Calculation-Summary – Evaluated once all the calculation items have been processed, allowing for post-load processing.
Example Logic
This example mimics the current Data Feed → Data Source FLUSH Data Load behavior. The source Data Feed is captured as an input parameter ('user entry’). The Data Load is defined in the first element as:
{
targetName: "DMDS.Transactions",
type: "DISTRIBUTED_CALCULATION",
isIncremental: false,
isDistributed: true,
config: {
formulaName: "distFlushLogic",
inputParams: [
{
name: "Source",
value: "DMF.Transactions"
},
{
name: "FieldMapping,"
value: {
"attribute1": "transactionID"
...
}
}
]
}
}
The second element (with Context set to 'Calculation-Initialization'):
def sourceName = api.stringUserEntry("Source")
if (api.isInputGenerationExecution()) return
def BATCH_SIZE = 1000000
def ctx = api.datamartContext
def source = ctx.getFieldCollection(sourceName)
def batchFilters = ctx.batchFilters(source, null, BATCH_SIZE)
api.logInfo("batches", batchFilters)
batchFilters.eachWithIndex{ f,i ->
dist.addOrUpdateCalcItem("batch", i, f)
}
The third element (with Context set to 'Calculation'):
def sourceName = api.stringUserEntry("Source")

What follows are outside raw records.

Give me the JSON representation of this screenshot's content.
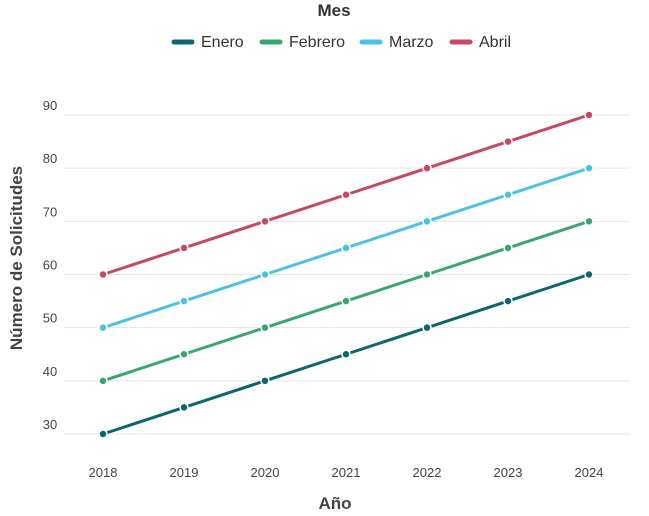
{
  "chart_data": {
    "type": "line",
    "x": [
      2018,
      2019,
      2020,
      2021,
      2022,
      2023,
      2024
    ],
    "x_tick_labels": [
      "2018",
      "2019",
      "2020",
      "2021",
      "2022",
      "2023",
      "2024"
    ],
    "y_tick_labels": [
      "30",
      "40",
      "50",
      "60",
      "70",
      "80",
      "90"
    ],
    "y_ticks": [
      30,
      40,
      50,
      60,
      70,
      80,
      90
    ],
    "ylim": [
      30,
      90
    ],
    "xlabel": "Año",
    "ylabel": "Número de Solicitudes",
    "legend_title": "Mes",
    "legend_position": "top-center",
    "grid": true,
    "series": [
      {
        "name": "Enero",
        "values": [
          30,
          35,
          40,
          45,
          50,
          55,
          60
        ],
        "color": "#0e6570"
      },
      {
        "name": "Febrero",
        "values": [
          40,
          45,
          50,
          55,
          60,
          65,
          70
        ],
        "color": "#3aa66f"
      },
      {
        "name": "Marzo",
        "values": [
          50,
          55,
          60,
          65,
          70,
          75,
          80
        ],
        "color": "#4dc2e0"
      },
      {
        "name": "Abril",
        "values": [
          60,
          65,
          70,
          75,
          80,
          85,
          90
        ],
        "color": "#c64a5f"
      }
    ]
  }
}
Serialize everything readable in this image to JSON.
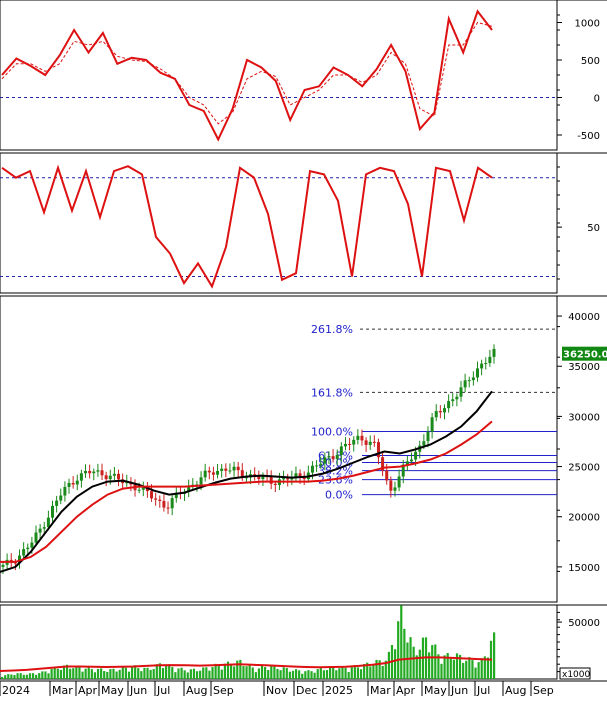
{
  "colors": {
    "price_up": "#1a8a1a",
    "price_down": "#cc2020",
    "ma_short": "#000000",
    "ma_long": "#dd1111",
    "indicator": "#dd1111",
    "fib": "#2222cc",
    "volume": "#22aa22",
    "last_price_box": "#118811",
    "last_price_text": "#ffffff"
  },
  "x_axis": {
    "labels": [
      "2024",
      "Mar",
      "Apr",
      "May",
      "Jun",
      "Jul",
      "Aug",
      "Sep",
      "Nov",
      "Dec",
      "2025",
      "Mar",
      "Apr",
      "May",
      "Jun",
      "Jul",
      "Aug",
      "Sep"
    ]
  },
  "chart_data": [
    {
      "type": "line",
      "panel": "oscillator",
      "ylim": [
        -700,
        1300
      ],
      "ticks": [
        "1000",
        "500",
        "0",
        "-500"
      ],
      "reference_lines": [
        0
      ],
      "series": [
        {
          "values": [
            300,
            520,
            420,
            300,
            560,
            900,
            600,
            860,
            450,
            530,
            500,
            330,
            250,
            -100,
            -180,
            -560,
            -150,
            500,
            400,
            220,
            -300,
            100,
            150,
            400,
            300,
            150,
            380,
            700,
            350,
            -420,
            -200,
            1050,
            600,
            1150,
            900
          ]
        },
        {
          "values": [
            250,
            450,
            450,
            350,
            450,
            750,
            700,
            750,
            550,
            500,
            480,
            380,
            250,
            0,
            -100,
            -350,
            -200,
            250,
            350,
            280,
            -100,
            0,
            100,
            300,
            300,
            200,
            300,
            600,
            450,
            -150,
            -250,
            700,
            700,
            1000,
            950
          ]
        }
      ]
    },
    {
      "type": "line",
      "panel": "momentum",
      "ylim": [
        10,
        95
      ],
      "ticks": [
        "50"
      ],
      "reference_lines": [
        80,
        20
      ],
      "series": [
        {
          "values": [
            86,
            80,
            84,
            59,
            86,
            60,
            84,
            56,
            84,
            87,
            82,
            44,
            34,
            16,
            28,
            14,
            38,
            86,
            80,
            58,
            18,
            22,
            84,
            82,
            66,
            20,
            82,
            86,
            84,
            64,
            20,
            86,
            84,
            54,
            86,
            80
          ]
        }
      ]
    },
    {
      "type": "line",
      "panel": "price",
      "ylim": [
        11500,
        42000
      ],
      "ticks": [
        "40000",
        "35000",
        "30000",
        "25000",
        "20000",
        "15000"
      ],
      "last_price": "36250.00",
      "price_path": [
        15000,
        16000,
        17500,
        20000,
        22500,
        24000,
        24500,
        24200,
        23500,
        23000,
        22000,
        21000,
        22500,
        23500,
        24500,
        24800,
        24300,
        24000,
        23500,
        23800,
        24000,
        25000,
        26000,
        27000,
        28000,
        27000,
        22500,
        25000,
        27000,
        30000,
        31500,
        33000,
        35000,
        36250
      ],
      "series": [
        {
          "values": [
            14500,
            15000,
            16500,
            18500,
            20500,
            22000,
            23000,
            23500,
            23600,
            23200,
            22600,
            22200,
            22400,
            22900,
            23400,
            23800,
            24000,
            24100,
            24000,
            23900,
            24000,
            24300,
            24800,
            25400,
            26000,
            26500,
            26300,
            26700,
            27200,
            28000,
            29000,
            30500,
            32500
          ]
        },
        {
          "values": [
            15500,
            15500,
            16000,
            17000,
            18500,
            20000,
            21200,
            22200,
            22800,
            23000,
            23000,
            23000,
            23000,
            23100,
            23200,
            23300,
            23400,
            23500,
            23500,
            23500,
            23500,
            23600,
            23800,
            24100,
            24500,
            24900,
            25000,
            25300,
            25700,
            26300,
            27200,
            28200,
            29500
          ]
        }
      ],
      "fibonacci": [
        {
          "label": "261.8%",
          "value": 38700
        },
        {
          "label": "161.8%",
          "value": 32400
        },
        {
          "label": "100.0%",
          "value": 28500
        },
        {
          "label": "61.8%",
          "value": 26100
        },
        {
          "label": "50.0%",
          "value": 25400
        },
        {
          "label": "38.2%",
          "value": 24600
        },
        {
          "label": "23.6%",
          "value": 23700
        },
        {
          "label": "0.0%",
          "value": 22200
        }
      ]
    },
    {
      "type": "bar",
      "panel": "volume",
      "ylim": [
        0,
        65000
      ],
      "ticks": [
        "50000"
      ],
      "unit_label": "x1000",
      "series": [
        {
          "values": [
            3000,
            5000,
            4500,
            6000,
            10000,
            12000,
            10000,
            9000,
            8000,
            9500,
            11000,
            9000,
            14000,
            10000,
            8000,
            9000,
            12000,
            14000,
            16000,
            9000,
            12000,
            10000,
            8000,
            7000,
            9000,
            11000,
            10000,
            12000,
            15000,
            18000,
            60000,
            25000,
            38000,
            20000,
            22000,
            18000,
            15000,
            38000
          ]
        },
        {
          "values": [
            7000,
            7500,
            8000,
            9000,
            10000,
            11000,
            11000,
            10800,
            10500,
            10800,
            11000,
            11500,
            12000,
            12200,
            12000,
            11800,
            12000,
            12500,
            13000,
            12500,
            12000,
            11500,
            11000,
            10500,
            10300,
            10500,
            10800,
            11500,
            12500,
            14000,
            17000,
            18000,
            19000,
            19000,
            18500,
            18000,
            17500,
            17000
          ]
        }
      ]
    }
  ]
}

def mapping = input.FieldMapping
if (api.isInputGenerationExecution()) return
def calcItem = dist.calcItem
def ctx = api.datamartContext
def source = ctx.getFieldCollection(sourceName)
def batchFilter = api.filterFromMap(calcItem.Value)

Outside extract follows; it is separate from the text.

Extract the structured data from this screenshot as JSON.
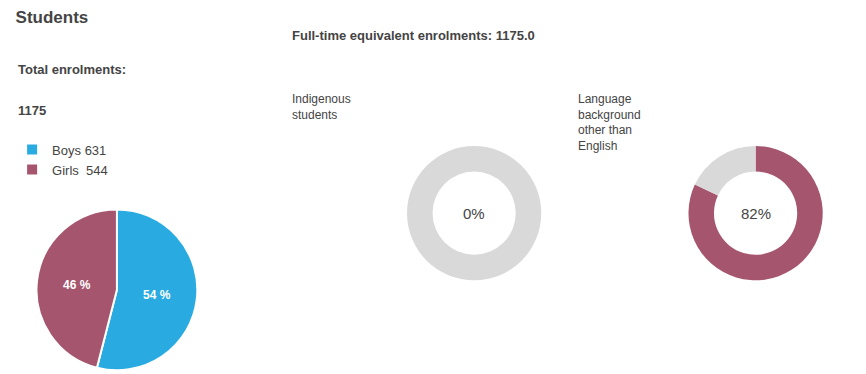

api.logInfo("batch " + calcItem.Key2, batchFilter)
def q = ctx.newQuery(source, false)
q.selectAll(true)
q.where(batchFilter)
def loader = dist.dataLoader
loader.mapping = mapping
ctx.consumeData(q, { r ->
loader.addRow(r)
})
The final element (with Context set to 'Calculation-Summary'):
For more details see:
Data Load
Create a Distributed Calculation Data Load:
Go to Analytics > Data Manager > Data Loads.
Create a new Data Load and as Type select Distributed Calculation.
In the Data Load Settings pane, select the Target Datamart.
The Data Load can be run in incremental/non-incremental mode, with the only difference being that the target table is truncated before loading the new data in non-inc mode.
Select the Load Mode:
Full – The job generates all the rows, values for all fields. The target is truncated before the result is loaded. Duplicate rows (i.e., with identical values for the key fields but older than lastUpdateDate) are removed.
Incremental – The job generates additional rows, with values for all fields.The existing rows can be replaced by creating duplicates (with a more recent lastUpdateDate). Rows can be deleted by setting isDeleted to true.
Enrichment – The job generates additional field values, only for existing rows (the fields to populate are specified in DL.config.outputElements). No rows can be added or deleted.
Allocation – The job allocates values to numeric fields not sourced from anywhere else, only for existing rows. Typically, multiple rows for the same Id are added. And the totals, aggregated by Id, are assigned to the target allocation fields. No rows can be added or deleted.
On the Calculation tab, select the previously created calculation logic.
Fill in the input parameters defined by the logic.
In Target Fields, select the fields you want to update.
Save the Data Load. A price parameter table is automatically created that stores the so called Calculation Items that are created by the Distributed Calculation logic. This table with calculated results is then displayed on the Calculation Items tab in the Data Load.
Click the Run Data Load button to execute the logic.
Note: The minimum (hardcoded) threshold for a calculation to run in distributed mode is 500 rows.